Variable-frequency drives (VFD) on the fogger water pumps help control flow to the GTs as ambient humidity fluctuates. Foggers typically run in the summer months when temperatures are above about 70F.

The plant has endured a prolonged learning curve with various fogging systems (Fig 1). All GTs came equipped with foggers supplied by the OEM, but they proved unreliable and also contributed to erosion of compressor blades. After attempts at correcting issues with the original foggers failed, a replacement system from Mee Industries was installed on one block. It apparently operated well and fogging water droplet size was controlled well enough to avoid blade erosion.

However, early in 2014, the facility contracted with Caldwell Energy to retrofit the remaining GE units with its equipment, using as much of the original equipment as possible. According to Caldwell’s Rodney Kohler, the original foggers relied on belt-driven plunger pumps. Not only were they prone to failure at this site, pieces of the pump seals would clog spray nozzles and other downstream components, especially during summer when they are frequently online.
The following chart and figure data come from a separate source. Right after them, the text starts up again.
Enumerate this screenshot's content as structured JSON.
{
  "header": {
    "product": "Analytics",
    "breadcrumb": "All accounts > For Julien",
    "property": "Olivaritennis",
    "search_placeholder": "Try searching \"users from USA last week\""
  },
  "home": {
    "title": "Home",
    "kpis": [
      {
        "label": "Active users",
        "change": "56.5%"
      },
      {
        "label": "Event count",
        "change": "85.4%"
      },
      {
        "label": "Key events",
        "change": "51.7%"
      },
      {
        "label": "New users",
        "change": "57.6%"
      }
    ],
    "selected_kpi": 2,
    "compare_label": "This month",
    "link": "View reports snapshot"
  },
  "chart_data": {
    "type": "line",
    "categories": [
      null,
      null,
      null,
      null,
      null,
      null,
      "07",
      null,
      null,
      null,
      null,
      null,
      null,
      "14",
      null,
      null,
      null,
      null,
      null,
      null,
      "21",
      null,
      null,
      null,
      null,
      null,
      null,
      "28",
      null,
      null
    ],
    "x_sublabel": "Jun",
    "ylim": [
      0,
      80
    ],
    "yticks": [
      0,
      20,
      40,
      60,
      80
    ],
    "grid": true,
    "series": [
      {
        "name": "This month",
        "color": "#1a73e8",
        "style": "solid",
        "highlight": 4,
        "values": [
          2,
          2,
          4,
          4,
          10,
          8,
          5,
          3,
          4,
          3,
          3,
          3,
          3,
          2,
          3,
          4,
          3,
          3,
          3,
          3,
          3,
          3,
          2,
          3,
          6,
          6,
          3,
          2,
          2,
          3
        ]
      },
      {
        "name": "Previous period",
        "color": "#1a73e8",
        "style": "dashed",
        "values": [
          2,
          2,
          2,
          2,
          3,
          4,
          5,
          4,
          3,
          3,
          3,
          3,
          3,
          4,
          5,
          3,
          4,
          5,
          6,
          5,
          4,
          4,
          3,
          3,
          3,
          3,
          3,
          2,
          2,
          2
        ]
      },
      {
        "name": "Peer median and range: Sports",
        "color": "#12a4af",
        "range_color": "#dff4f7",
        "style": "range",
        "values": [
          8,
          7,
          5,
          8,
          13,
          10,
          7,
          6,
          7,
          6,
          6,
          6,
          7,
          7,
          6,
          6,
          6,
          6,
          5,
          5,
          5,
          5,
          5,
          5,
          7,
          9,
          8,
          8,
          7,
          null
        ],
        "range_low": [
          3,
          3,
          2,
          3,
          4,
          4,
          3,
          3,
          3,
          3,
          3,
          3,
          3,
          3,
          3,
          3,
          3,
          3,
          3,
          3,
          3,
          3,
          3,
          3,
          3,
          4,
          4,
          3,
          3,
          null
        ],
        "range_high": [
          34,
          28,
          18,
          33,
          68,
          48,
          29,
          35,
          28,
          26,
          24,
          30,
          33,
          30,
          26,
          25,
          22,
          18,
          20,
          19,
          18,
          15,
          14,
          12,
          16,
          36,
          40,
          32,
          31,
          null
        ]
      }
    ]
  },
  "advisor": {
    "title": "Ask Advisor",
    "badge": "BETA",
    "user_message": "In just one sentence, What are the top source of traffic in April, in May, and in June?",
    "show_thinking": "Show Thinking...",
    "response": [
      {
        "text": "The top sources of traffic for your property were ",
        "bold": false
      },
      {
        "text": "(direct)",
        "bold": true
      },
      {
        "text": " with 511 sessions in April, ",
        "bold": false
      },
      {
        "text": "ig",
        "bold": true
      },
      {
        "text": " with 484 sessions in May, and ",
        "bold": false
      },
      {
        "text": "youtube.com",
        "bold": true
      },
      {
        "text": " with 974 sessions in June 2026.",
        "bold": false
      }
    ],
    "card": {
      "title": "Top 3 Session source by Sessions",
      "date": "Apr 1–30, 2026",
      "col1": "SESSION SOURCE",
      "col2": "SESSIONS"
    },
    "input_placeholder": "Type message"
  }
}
The Caldwell foggers avoid belt-driven pumps, gearboxes, and lube oil systems, and instead incorporate high-pressure, positive-displacement pumps with VFD motors. Kohler said these pumps more accurately deliver the right amount of water to the nozzles, while minimizing valves and piping. They also require less frequent inspections.

Foggers are critical at this site to meet contractual output obligations when dispatched during peak demand periods. At a facility where every drop of water has value, precise control over water delivery to the fogger nozzles is important. Plant personnel reported no significant issues with the new foggers, although Kohler noted that some teething problems had to be worked out with thermal management in the VFD power electronics package.

Beat the fuel burn. Because of the high number of starts, one of the facility’s primary key performance indicators (KPI) is to minimize fuel consumption during startups. To this end, the plant developed a six-mode startup sequence automation package, which runs in the Ovation control system. In addition, there are automated procedures for hot, warm, and cold starts based on aggregated temperature decays from previous starts.

Essentially, the software benchmarks each start on megawatts, emissions, fuel burn, dispatch times, turbine ramp rates, etc, by comparing the current start sequence to an “expected” start based on actual operating conditions—such as ambient air conditions, equipment temperatures (for example, hot, warm, or cold start), and steam-temperature profiles. All the required data are collected in the DCS; the plant just puts it to good use in a convenient way that enhances operations.

Automation is important for reducing human error and making starts consistent, but also to give operators performance targets. The goal is to reduce the fuel burn and meet or exceed the dispatch times. Automating startup routines also adds flexibility. When the GTs are in extended turndown, the operating mode used to avoid a restart, a power block can be brought to full load in 17 minutes.

Another benefit of consistent startup sequences and predictable fuel burns is they help plant management arrange for more cost-efficient gas deliveries.